Der Pöringer Bolzplatz.

(Foto: Peter Hinz-Rosin)

Zwischen der Gemeinde Zorneding und den Anwohnern ist die Grünfläche in Pöring seit Jahren ein Streitpunkt. Auch nach dem neuesten Beschluss im Gemeinderat.

Von Viktoria Spinrad, Zorneding

Zorneding - Der Pöringer Bolzplatz soll verkleinert werden. Das hat der Zornedinger Gemeinderat am Donnerstagabend entschieden. Mit einem 18:2-Votum hat das Gremium eine Überbauung des einst gemeindeeigenen Mehrfamilienhauses durch den neuen Besitzer am Rand des Bolzplatzes genehmigt. Die Konsequenz: Der anliegende Bolzplatz wird etwas kleiner. Wie viel kleiner das Areal am Ende sein wird, ist bisher allerdings unklar.
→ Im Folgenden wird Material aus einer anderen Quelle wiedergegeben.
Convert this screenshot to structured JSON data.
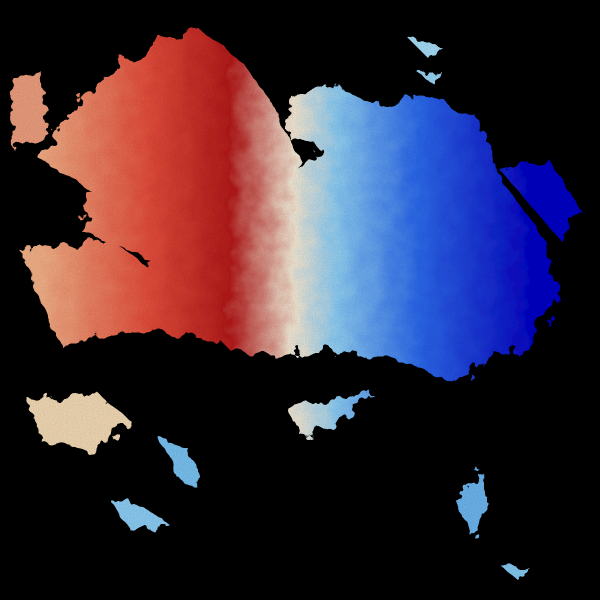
{
  "image": {
    "kind": "doppler-radar-velocity",
    "background": "#000000",
    "palette": {
      "inbound_dark": "#1010c8",
      "inbound_mid": "#2f6cf0",
      "inbound_light": "#8fd0f8",
      "neutral": "#f8ecd8",
      "outbound_light": "#f7b48a",
      "outbound_mid": "#e8503e",
      "outbound_dark": "#b81e1e"
    }
  }
}
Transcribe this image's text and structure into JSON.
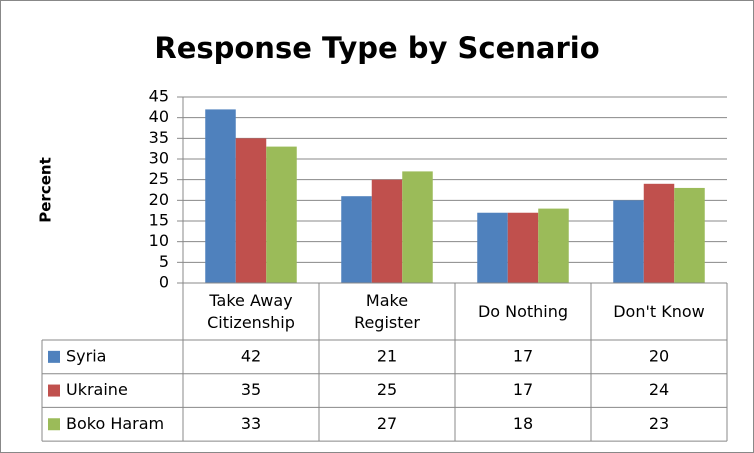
{
  "chart_data": {
    "type": "bar",
    "title": "Response Type by Scenario",
    "y_label": "Percent",
    "categories": [
      "Take Away Citizenship",
      "Make Register",
      "Do Nothing",
      "Don't Know"
    ],
    "series": [
      {
        "name": "Syria",
        "color": "#4f81bd",
        "values": [
          42,
          21,
          17,
          20
        ]
      },
      {
        "name": "Ukraine",
        "color": "#c0504d",
        "values": [
          35,
          25,
          17,
          24
        ]
      },
      {
        "name": "Boko Haram",
        "color": "#9bbb59",
        "values": [
          33,
          27,
          18,
          23
        ]
      }
    ],
    "ylim": [
      0,
      45
    ],
    "yticks": [
      0,
      5,
      10,
      15,
      20,
      25,
      30,
      35,
      40,
      45
    ],
    "grid": true,
    "data_table": true
  }
}
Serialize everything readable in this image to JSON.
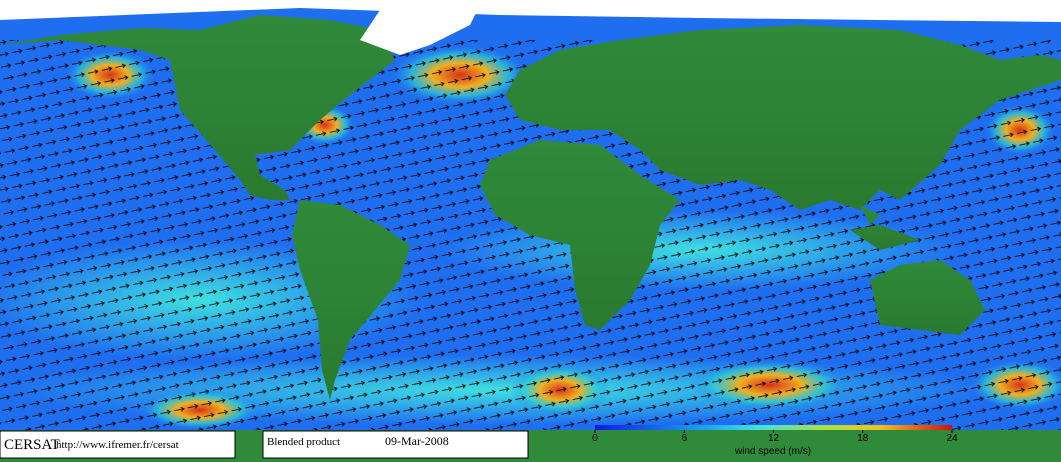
{
  "brand": "CERSAT",
  "url": "http://www.ifremer.fr/cersat",
  "product": "Blended product",
  "date": "09-Mar-2008",
  "colorbar": {
    "label": "wind speed (m/s)",
    "lim": [
      0,
      24
    ],
    "ticks": [
      0,
      6,
      12,
      18,
      24
    ]
  }
}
In Zorneding ist das Ganze seit längerem ein Streitpunkt. Sieben Minuten lang verlas Zornedings Bürgermeister Piet Mayr (CSU) in der Sitzung am Donnerstagabend die Stellungnahmen der Gemeinde zu den Äußerungen der Kritiker. Die Gegner der Pläne monieren unter anderem ein vermeintlich unrealistisches Lärmschutzgutachten, das den Bolzplatz wegen zu niedrig angesetzter Immissionswerte doch anfechtbar machen würde. Weitere Kritikpunkte: Parkplatzprobleme - und eine schützenswerte Maulwurfspopulation vor Ort. Ein zusätzlicher Vorwurf: Verfahrensmängel, da die Gemeinde das Grundstück noch vor Beginn der Bauleitplanung veräußert habe.

Die Gemeinde wies in der Sitzung alle Punkte zurück. Gegen die Überzeugung von Vincent Kalnin (Grüne) und Wilhelm Ficker (Freie Wähler), die als einzige Gemeinderäte gegen den Plan stimmten.

Im vergangenen Juli waren die Pläne für eine Bebauung am Rand des Pöringer Bolzplatzes bekannt geworden. Trotz des Arguments der Gemeinde, dass der Platz mit dem Bebauungsplan erst gesichert werde, rief dessen drohende Verkleinerung Pöringer Bürger auf den Plan: Sie bangten um ihre Freizeit-Einrichtung und starteten eine Online-Petition. So war der Bolzplatz auch auf der Zornedinger Bürgerversammlung im November 2017 Thema, vor zweieihalb Monaten gab es gar eine Anhörung dazu. Ob sich der Streit zwischen Gemeinde und Anwohnern mit dem Votum vom Donnerstag beilegen wird, ist offen: Die Kritiker äußerten am Donnerstagabend nach der öffentlichen Sitzung Überlegungen, ob sie klagen.